The main problem (well, perhaps not the MAIN problem) I see is that no-one signed up to have drone flights right over their houses. You can buy and plan for where airports are going to be, but the "drone corridors" will just appear overhead one day. Drone sounds are (I think) especially obnoxious buzzing...
It'll be interesting to see if communities try to ban this.
"There is more worth loving than we have strength to love." - Brian Jay Stanley
Except that doesn't make sense. Drones will have very limited range when carrying any package with significant weight. Rural areas are probably outside that range, unless the drones are big -- big enough to carry a package and a lot of fuel/energy. Big drones will be very expensive.

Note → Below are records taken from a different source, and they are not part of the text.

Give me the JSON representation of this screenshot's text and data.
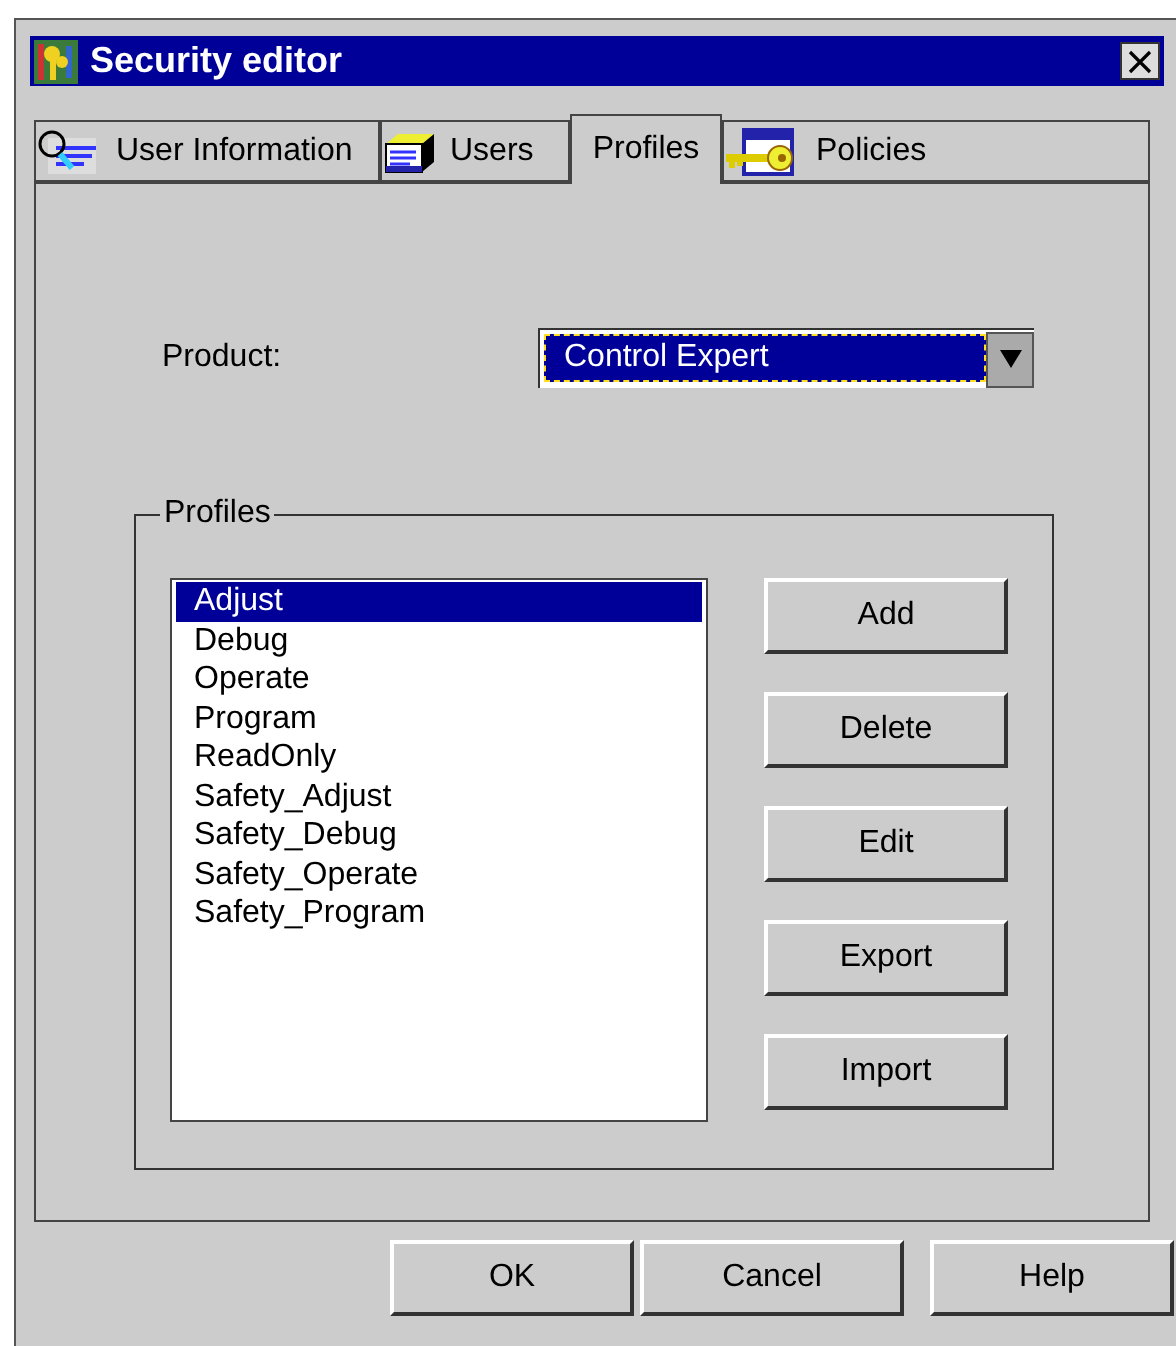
{
  "window": {
    "title": "Security editor"
  },
  "tabs": [
    {
      "label": "User Information",
      "selected": false
    },
    {
      "label": "Users",
      "selected": false
    },
    {
      "label": "Profiles",
      "selected": true
    },
    {
      "label": "Policies",
      "selected": false
    }
  ],
  "product": {
    "label": "Product:",
    "value": "Control Expert"
  },
  "profiles_group": {
    "title": "Profiles",
    "items": [
      {
        "label": "Adjust",
        "selected": true
      },
      {
        "label": "Debug",
        "selected": false
      },
      {
        "label": "Operate",
        "selected": false
      },
      {
        "label": "Program",
        "selected": false
      },
      {
        "label": "ReadOnly",
        "selected": false
      },
      {
        "label": "Safety_Adjust",
        "selected": false
      },
      {
        "label": "Safety_Debug",
        "selected": false
      },
      {
        "label": "Safety_Operate",
        "selected": false
      },
      {
        "label": "Safety_Program",
        "selected": false
      }
    ],
    "buttons": [
      "Add",
      "Delete",
      "Edit",
      "Export",
      "Import"
    ]
  },
  "buttons": [
    "OK",
    "Cancel",
    "Help"
  ]
}
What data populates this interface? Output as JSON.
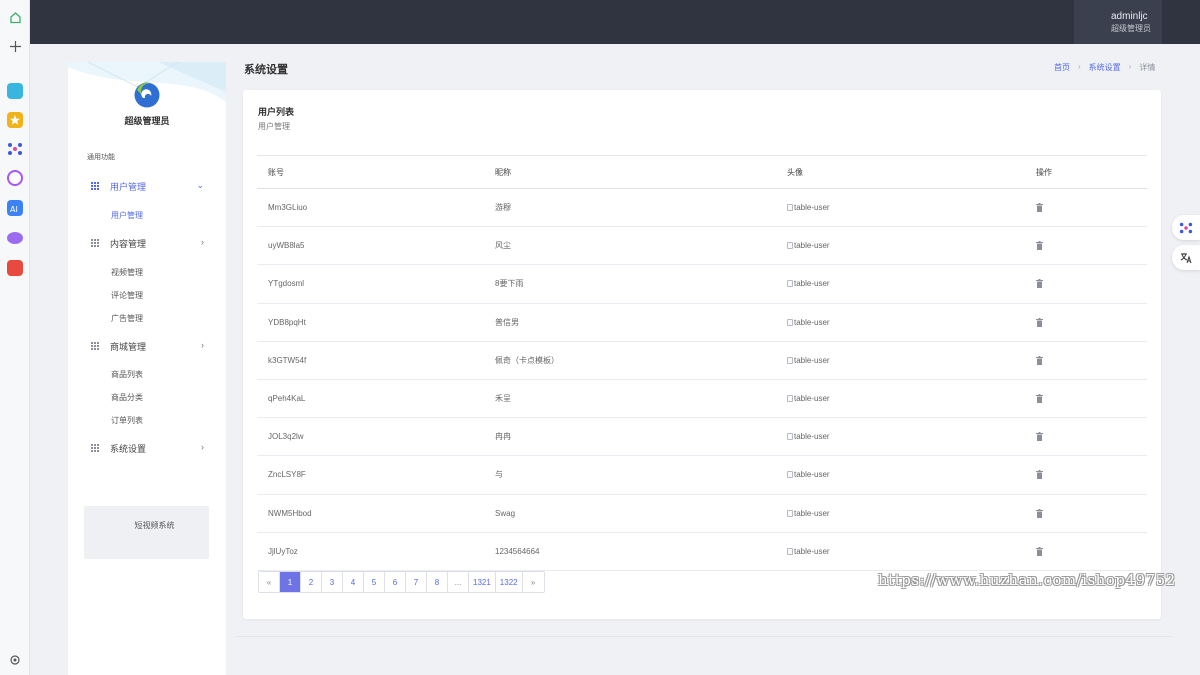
{
  "header": {
    "user_name": "adminljc",
    "user_role": "超级管理员"
  },
  "sidebar": {
    "admin_title": "超级管理员",
    "section_label": "通用功能",
    "groups": [
      {
        "label": "用户管理",
        "expanded": true,
        "items": [
          "用户管理"
        ]
      },
      {
        "label": "内容管理",
        "expanded": false,
        "items": [
          "视频管理",
          "评论管理",
          "广告管理"
        ]
      },
      {
        "label": "商城管理",
        "expanded": false,
        "items": [
          "商品列表",
          "商品分类",
          "订单列表"
        ]
      },
      {
        "label": "系统设置",
        "expanded": false,
        "items": []
      }
    ],
    "footer_card": "短视频系统"
  },
  "page": {
    "title": "系统设置",
    "breadcrumb": [
      "首页",
      "系统设置",
      "详情"
    ]
  },
  "card": {
    "title": "用户列表",
    "subtitle": "用户管理"
  },
  "table": {
    "columns": [
      "账号",
      "昵称",
      "头像",
      "操作"
    ],
    "rows": [
      {
        "account": "Mm3GLiuo",
        "nickname": "游穆",
        "avatar_alt": "table-user"
      },
      {
        "account": "uyWB8la5",
        "nickname": "风尘",
        "avatar_alt": "table-user"
      },
      {
        "account": "YTgdosml",
        "nickname": "8要下雨",
        "avatar_alt": "table-user"
      },
      {
        "account": "YDB8pqHt",
        "nickname": "普信男",
        "avatar_alt": "table-user"
      },
      {
        "account": "k3GTW54f",
        "nickname": "佩奇（卡点模板）",
        "avatar_alt": "table-user"
      },
      {
        "account": "qPeh4KaL",
        "nickname": "禾呈",
        "avatar_alt": "table-user"
      },
      {
        "account": "JOL3q2lw",
        "nickname": "冉冉",
        "avatar_alt": "table-user"
      },
      {
        "account": "ZncLSY8F",
        "nickname": "与",
        "avatar_alt": "table-user"
      },
      {
        "account": "NWM5Hbod",
        "nickname": "Swag",
        "avatar_alt": "table-user"
      },
      {
        "account": "JjlUyToz",
        "nickname": "1234564664",
        "avatar_alt": "table-user"
      }
    ]
  },
  "pagination": {
    "prev": "«",
    "pages": [
      "1",
      "2",
      "3",
      "4",
      "5",
      "6",
      "7",
      "8",
      "...",
      "1321",
      "1322"
    ],
    "next": "»",
    "current": "1"
  },
  "watermark": "https://www.huzhan.com/ishop49752",
  "colors": {
    "accent": "#5468e8",
    "header_bg": "#2f3440",
    "page_bg": "#f0f1f5"
  }
}
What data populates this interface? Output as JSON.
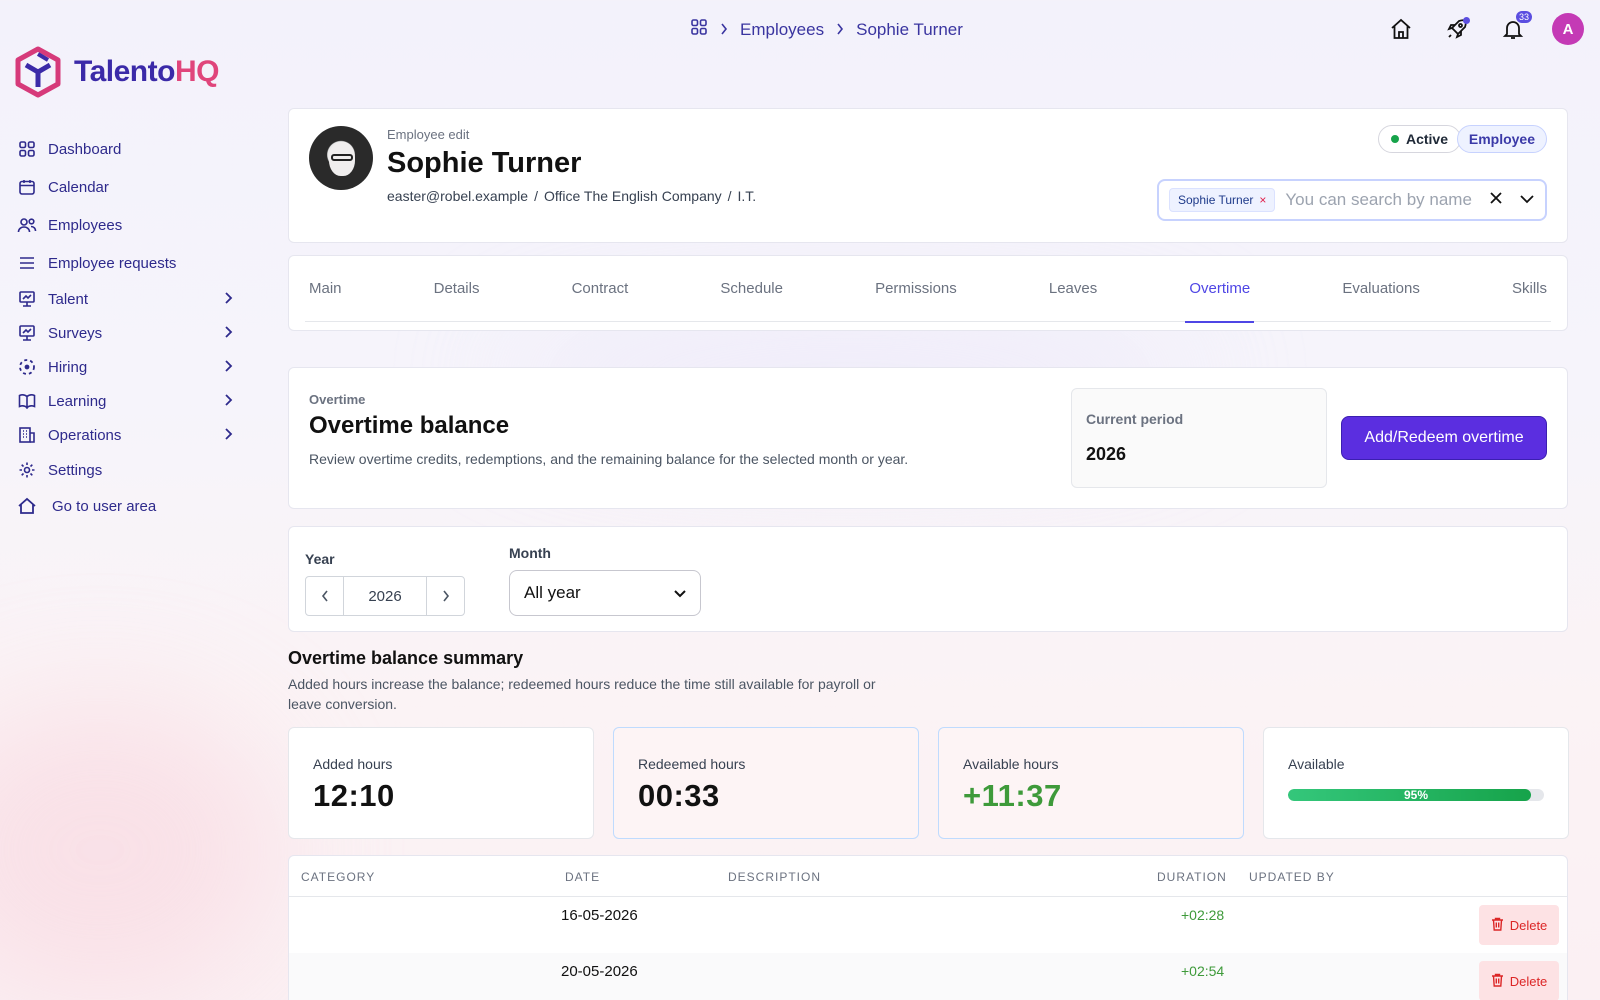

Drone delivery makes the most sense when delivering items to boats offshore or to other recipients who are inaccessible by land. Aside from those specific cases, my guess is that drone delivery can never compete economically with truck or bicycle delivery.
I don't get this. What happens when the drone arrives at my address? Does it ring the doorbell and wait? Does it go round the back and leave it on the back porch if I'm out? (I'm in a low-crime neighbourhood where this is possible.) Or will it leave it with my neighbour, as instructed?
A friend of mine built one for a DARPA challenge his device is an octocopter capable of 20 lb payload and 10 mile round trip. It's diameter is just around 2 1/2 feet.
I am Bennett Haselton! I am Bennett Haselton!
But testing? Perfectly legal right now.
Sure, perfectly legal if you make all of your drone research team run out and get a pilot's license, and then file flight plans for every single test. You know, if you take a quadcopter out into the parking lot and hover it ten feet off the ground to test a delivery mechanism, you need an FAA licensed pilot and a filed flight plan for all 30 seconds that will take. Sounds like a really great environment in which to conduct thousands of man hours of testing, huh?
And no, there is no provision in the FAA rules for Amazon to test a single flight where the vehicle goes out of line of site of the hands-on operator. The entire premise of what they're researching is prohibited, barring a waiver that they've only issued to an operator in rural Alaska inspecting pipelines while using existing, military-class equipment.
Don't disappoint your bird dog. Go to the range.